If you are questioning the relationship you find yourself in, here are some checkpoints:

*Do you have a title? Yes, titles are so 1950’s but they set a precedent for how you think of someone. Can you even call them your friend? ‘I mean, we’re not really friends, but like sorta, kinda, maybe dating and like …’ Ya, no.

*In your head you have ‘half a man is better than no man’ thoughts. You’ve resolved that they aren’t the right one for you and you are okay with that, while that song keeps playing in your head. You know the one. The one that says “if you can’t be with the one you love, love the one you’re with”. You are just in it because you are lonely and the second a better option comes along, you are so out of there.

*You text. All day. Mostly about naughty things.

*You have not been officially introduced to each other’s friends. You most probably have met a few, but it was in that accidental and casual way and you are just introduced by your name while they stand a foot or so away from you. You may even get a surreptitious text that says ‘I don’t want this person knowing that there is anything going between us.’ And because of the situation you just smile and greet. I mean, why would you want to ruin a good thing?

*They don’t even know how your day goes; but ask your colleagues, your friends, they could probably tell you highlights of most of your days. When you need to call somebody, they are probably not the first call you will make. Because your situationship is so light and uncomplicated, the heavier stuff in your life is shared with the people who came before your current, whatever they are.

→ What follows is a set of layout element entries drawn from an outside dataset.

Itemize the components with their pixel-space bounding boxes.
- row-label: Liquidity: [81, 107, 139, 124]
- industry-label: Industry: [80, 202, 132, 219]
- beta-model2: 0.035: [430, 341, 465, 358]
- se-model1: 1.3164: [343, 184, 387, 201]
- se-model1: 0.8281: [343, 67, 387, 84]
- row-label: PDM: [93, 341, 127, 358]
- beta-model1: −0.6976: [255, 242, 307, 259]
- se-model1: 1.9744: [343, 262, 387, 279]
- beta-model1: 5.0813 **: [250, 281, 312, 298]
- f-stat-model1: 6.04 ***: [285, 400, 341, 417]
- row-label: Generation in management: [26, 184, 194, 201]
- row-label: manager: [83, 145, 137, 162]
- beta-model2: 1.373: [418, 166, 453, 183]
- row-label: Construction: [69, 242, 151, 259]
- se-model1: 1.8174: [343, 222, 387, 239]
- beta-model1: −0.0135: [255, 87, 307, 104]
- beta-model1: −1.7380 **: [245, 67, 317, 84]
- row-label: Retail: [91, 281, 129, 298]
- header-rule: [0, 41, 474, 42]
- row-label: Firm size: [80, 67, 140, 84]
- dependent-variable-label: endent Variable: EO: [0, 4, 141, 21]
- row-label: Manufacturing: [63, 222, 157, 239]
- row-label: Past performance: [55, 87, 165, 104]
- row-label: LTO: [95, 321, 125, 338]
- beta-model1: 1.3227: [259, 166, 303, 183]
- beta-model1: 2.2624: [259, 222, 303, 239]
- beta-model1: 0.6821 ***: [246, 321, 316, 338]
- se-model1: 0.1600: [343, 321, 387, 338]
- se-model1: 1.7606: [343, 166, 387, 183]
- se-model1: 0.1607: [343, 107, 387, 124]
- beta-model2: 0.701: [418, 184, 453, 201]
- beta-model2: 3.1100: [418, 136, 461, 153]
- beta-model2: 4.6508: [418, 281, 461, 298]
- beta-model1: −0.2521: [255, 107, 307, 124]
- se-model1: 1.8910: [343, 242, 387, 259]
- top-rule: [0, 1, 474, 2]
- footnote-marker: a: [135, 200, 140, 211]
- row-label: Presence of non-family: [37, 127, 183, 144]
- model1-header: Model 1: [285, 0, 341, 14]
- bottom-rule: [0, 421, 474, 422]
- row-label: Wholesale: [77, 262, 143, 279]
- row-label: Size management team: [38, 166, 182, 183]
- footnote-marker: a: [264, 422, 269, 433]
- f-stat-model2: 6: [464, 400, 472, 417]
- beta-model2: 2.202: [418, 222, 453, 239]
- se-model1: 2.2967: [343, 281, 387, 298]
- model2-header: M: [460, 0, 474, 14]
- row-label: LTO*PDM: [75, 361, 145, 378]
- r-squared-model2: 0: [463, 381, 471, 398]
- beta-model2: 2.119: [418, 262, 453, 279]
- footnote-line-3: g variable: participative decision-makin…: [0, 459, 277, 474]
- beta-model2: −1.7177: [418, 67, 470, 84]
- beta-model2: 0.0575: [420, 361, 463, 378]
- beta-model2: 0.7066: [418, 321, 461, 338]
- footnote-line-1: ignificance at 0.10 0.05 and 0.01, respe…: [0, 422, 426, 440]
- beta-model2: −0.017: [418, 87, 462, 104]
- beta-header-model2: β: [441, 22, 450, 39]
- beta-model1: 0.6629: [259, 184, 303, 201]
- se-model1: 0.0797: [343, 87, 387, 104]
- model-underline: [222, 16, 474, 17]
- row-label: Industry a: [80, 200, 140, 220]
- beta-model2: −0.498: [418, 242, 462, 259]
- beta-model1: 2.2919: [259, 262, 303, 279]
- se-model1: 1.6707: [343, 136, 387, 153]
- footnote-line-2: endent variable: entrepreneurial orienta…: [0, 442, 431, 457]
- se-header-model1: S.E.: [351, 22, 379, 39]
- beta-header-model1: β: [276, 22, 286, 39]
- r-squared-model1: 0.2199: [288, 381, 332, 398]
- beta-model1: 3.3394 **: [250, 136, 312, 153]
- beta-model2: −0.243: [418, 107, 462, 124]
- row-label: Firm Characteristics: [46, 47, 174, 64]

*The sex is good. Really good. Sometimes you ask yourself, ‘what am I even doing here?’ and then you remember. His social media doesn’t know of your existence. These pseudo relationships last as long as they do because parties aren’t quite ready to let go of the semblance of something. A situationship has the potential of developing into a full-fledged relationship. So you may very well have a lot of selfies together, in (un)compromising positions, but never expect to see those pictures on their WhatsApp, or stories or anything.

*You are a vampire. If you think about it, you will notice that a lot of the time you spend together is in a controlled or closed setting and invariably at night. You’re at each other’s place and usually there’s nobody else around and you may even spend the night. Bet none of your things stay over though.

Says Charles, 27 years old, who just exited from an 8 month situationship. “You can’t make any demands. Not of her time, not of her attention, nothing. I was constantly avoiding a scenario where I might hear the words, ‘but you’re not my man’. I would strategically suggest, or drop hints here and there. Ended up having to swallow my emotions a lot. It was hard. After so many excuses I realised that I was never going to be upgraded to ‘relationship’ status, so I decided to take some me time and scour the market. This time I will make my intentions and expectations clear from the start.”

Situationships can get messy when each person wants a different outcome than the other. If one partner wants a commitment and the other doesn’t, then being low on their priority list can be painful. Especially if you know that they are dating other people.

“Situationships tend to end up complicated and confusing,” Tess adds. “We are social beings and we want to know how we are perceived by people, what we mean to people and where we stand with people in relationships. If there is no clear definition to our relationships, it can get messy.”